ROTATION (Bill James projections: IP, FIP)
Roy Halladay (232, 2.92)
Cliff Lee (232, 2.94)
Cole Hamels (215, 3.45)
Vance Worley (147, 3.81)
Joe Blanton (161, 4.11)
Being able to count on nearly 700 innings of near-3.00 FIP starting pitching is a gigantic advantage that makes the Phillies instant contenders in any season, regardless of the state of their lineup. One of the big three, Cole Hamels, enters a potential walk year with an eye on a nine-figure contract. No surprise then that Amaro is exploring trade possibilities to free up some cash, starting with Joe Blanton’s name getting linked to Toronto and other clubs this spring. The Phils could then slot Kyle Kendrick in as their fifth starter, or if finding more Hamels money isn’t a major concern, they could even look into re-signing Roy Oswalt. With Vance Worley’s emergence last year as a seemingly capable fourth starter (strikeout rate of better than 8 Ks per nine innings), Philly could get by with a merely functional SP5 if need be. The additional of Jonathan Papelbon at closer, overpriced though it may have been, offers a lefty-righty combination that should be as strong or better than last year’s eighth-ninth-inning combo of Antonio Bastardo and Ryan Madson. Run prevention should be the Phillies’ forte, and the departure of defensive butcher Raul Ibanez can’t help but improve the club in that department.
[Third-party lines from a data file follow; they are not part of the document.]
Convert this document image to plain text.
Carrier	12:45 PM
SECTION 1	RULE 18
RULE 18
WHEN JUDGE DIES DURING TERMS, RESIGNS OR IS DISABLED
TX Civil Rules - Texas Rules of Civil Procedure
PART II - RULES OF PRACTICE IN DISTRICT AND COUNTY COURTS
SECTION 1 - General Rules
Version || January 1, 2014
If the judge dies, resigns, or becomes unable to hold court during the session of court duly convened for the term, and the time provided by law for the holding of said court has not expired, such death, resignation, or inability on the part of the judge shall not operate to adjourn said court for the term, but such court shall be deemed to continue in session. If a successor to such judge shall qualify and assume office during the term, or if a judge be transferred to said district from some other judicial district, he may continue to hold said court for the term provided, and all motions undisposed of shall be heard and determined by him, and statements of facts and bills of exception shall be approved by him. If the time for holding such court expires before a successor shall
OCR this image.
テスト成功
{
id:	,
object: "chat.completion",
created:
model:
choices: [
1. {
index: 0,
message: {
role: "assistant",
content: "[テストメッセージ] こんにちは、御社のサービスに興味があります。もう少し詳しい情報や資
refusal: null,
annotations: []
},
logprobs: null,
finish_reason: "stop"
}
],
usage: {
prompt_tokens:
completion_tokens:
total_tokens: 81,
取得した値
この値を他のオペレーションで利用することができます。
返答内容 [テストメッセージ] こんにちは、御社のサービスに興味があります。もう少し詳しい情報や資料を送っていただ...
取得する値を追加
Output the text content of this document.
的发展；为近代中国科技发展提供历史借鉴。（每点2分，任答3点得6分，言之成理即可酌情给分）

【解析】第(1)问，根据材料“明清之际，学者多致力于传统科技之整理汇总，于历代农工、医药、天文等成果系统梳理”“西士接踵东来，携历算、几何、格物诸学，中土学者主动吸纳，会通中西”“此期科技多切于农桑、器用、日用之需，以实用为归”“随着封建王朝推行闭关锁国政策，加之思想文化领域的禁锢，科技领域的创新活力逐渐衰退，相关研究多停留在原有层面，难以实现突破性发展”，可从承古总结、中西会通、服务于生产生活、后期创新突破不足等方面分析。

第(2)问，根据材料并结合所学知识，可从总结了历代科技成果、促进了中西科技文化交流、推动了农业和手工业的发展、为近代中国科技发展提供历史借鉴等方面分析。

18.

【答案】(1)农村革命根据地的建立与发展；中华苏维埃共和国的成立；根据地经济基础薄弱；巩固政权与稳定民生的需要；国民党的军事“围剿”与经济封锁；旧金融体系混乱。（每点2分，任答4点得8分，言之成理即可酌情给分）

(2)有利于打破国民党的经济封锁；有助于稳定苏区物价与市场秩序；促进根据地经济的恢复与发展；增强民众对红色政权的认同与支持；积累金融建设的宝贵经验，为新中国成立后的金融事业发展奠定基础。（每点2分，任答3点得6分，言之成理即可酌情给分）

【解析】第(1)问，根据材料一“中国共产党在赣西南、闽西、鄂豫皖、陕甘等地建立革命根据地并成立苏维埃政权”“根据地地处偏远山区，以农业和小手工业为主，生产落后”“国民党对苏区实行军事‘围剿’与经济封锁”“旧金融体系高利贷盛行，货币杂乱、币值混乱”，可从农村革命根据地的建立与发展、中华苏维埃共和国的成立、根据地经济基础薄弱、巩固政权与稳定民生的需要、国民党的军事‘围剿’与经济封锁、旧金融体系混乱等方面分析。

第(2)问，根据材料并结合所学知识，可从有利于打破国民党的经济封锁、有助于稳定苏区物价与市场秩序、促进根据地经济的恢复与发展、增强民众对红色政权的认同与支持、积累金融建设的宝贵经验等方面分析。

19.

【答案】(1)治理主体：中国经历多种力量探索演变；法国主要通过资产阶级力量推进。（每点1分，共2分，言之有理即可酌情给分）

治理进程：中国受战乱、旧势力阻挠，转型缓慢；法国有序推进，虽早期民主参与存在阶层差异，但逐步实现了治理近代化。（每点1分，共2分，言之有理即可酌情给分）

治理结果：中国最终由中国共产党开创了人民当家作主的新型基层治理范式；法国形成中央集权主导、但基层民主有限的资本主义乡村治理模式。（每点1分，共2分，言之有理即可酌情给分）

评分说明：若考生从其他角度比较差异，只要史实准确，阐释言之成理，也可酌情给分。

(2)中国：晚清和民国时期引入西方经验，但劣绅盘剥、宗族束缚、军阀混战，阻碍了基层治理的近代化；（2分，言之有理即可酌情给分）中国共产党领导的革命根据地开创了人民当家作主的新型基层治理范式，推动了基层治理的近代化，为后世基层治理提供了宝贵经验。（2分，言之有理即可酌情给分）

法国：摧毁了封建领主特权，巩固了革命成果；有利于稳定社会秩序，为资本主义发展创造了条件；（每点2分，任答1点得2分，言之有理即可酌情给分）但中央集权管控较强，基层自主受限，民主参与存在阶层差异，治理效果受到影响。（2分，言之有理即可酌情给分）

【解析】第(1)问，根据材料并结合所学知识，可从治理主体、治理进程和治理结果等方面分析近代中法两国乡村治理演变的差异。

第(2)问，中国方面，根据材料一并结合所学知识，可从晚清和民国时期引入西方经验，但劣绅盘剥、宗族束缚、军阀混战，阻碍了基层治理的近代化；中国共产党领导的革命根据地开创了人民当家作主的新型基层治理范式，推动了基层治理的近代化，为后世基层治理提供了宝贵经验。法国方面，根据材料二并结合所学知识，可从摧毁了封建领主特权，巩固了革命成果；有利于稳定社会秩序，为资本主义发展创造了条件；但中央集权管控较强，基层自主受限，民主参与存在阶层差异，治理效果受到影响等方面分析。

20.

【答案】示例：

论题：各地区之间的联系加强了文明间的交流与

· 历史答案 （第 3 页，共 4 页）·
Mayberry, if only because who else would it be? The now-28-year-old righty swinger made a splash in his brush with semiregular playing time last year, clubbing 15 homers in less than 300 plate appearances, with a .369 wOBA. We might see a bit of a playing-time logjam with Wigginton, Mayberry, and Laynce Nix battling for playing time at two positions, and that’s before Howard comes back. But if Mayberry finds his way to 500 plate appearances, he could produce some impressive power numbers.
IF EVERYTHING BREAKS RIGHT
The Phillies head back to the postseason knowing Halladay, Lee, and Hamels will be a tough out for any team. Of course that’s what they must have thought last year after a 102-win season, and the Cardinals bounced them in the first round. This is an imperfect roster, and Amaro might need to address one or two positions and find better bridge arms to Bastardo and Papelbon for the Phillies to be set for playoff battles.
IF EVERYTHING GOES WRONG
The Braves, Marlins, and Nationals all rise up and threaten the Phillies’ NL East hegemony, forcing a frantic wild card chase to sneak back into October. Howard’s injury remains a big unknown, and the team’s aging lineup remains a concern. Three aces solve a hell of a lot of problems, but there is some broader downside here.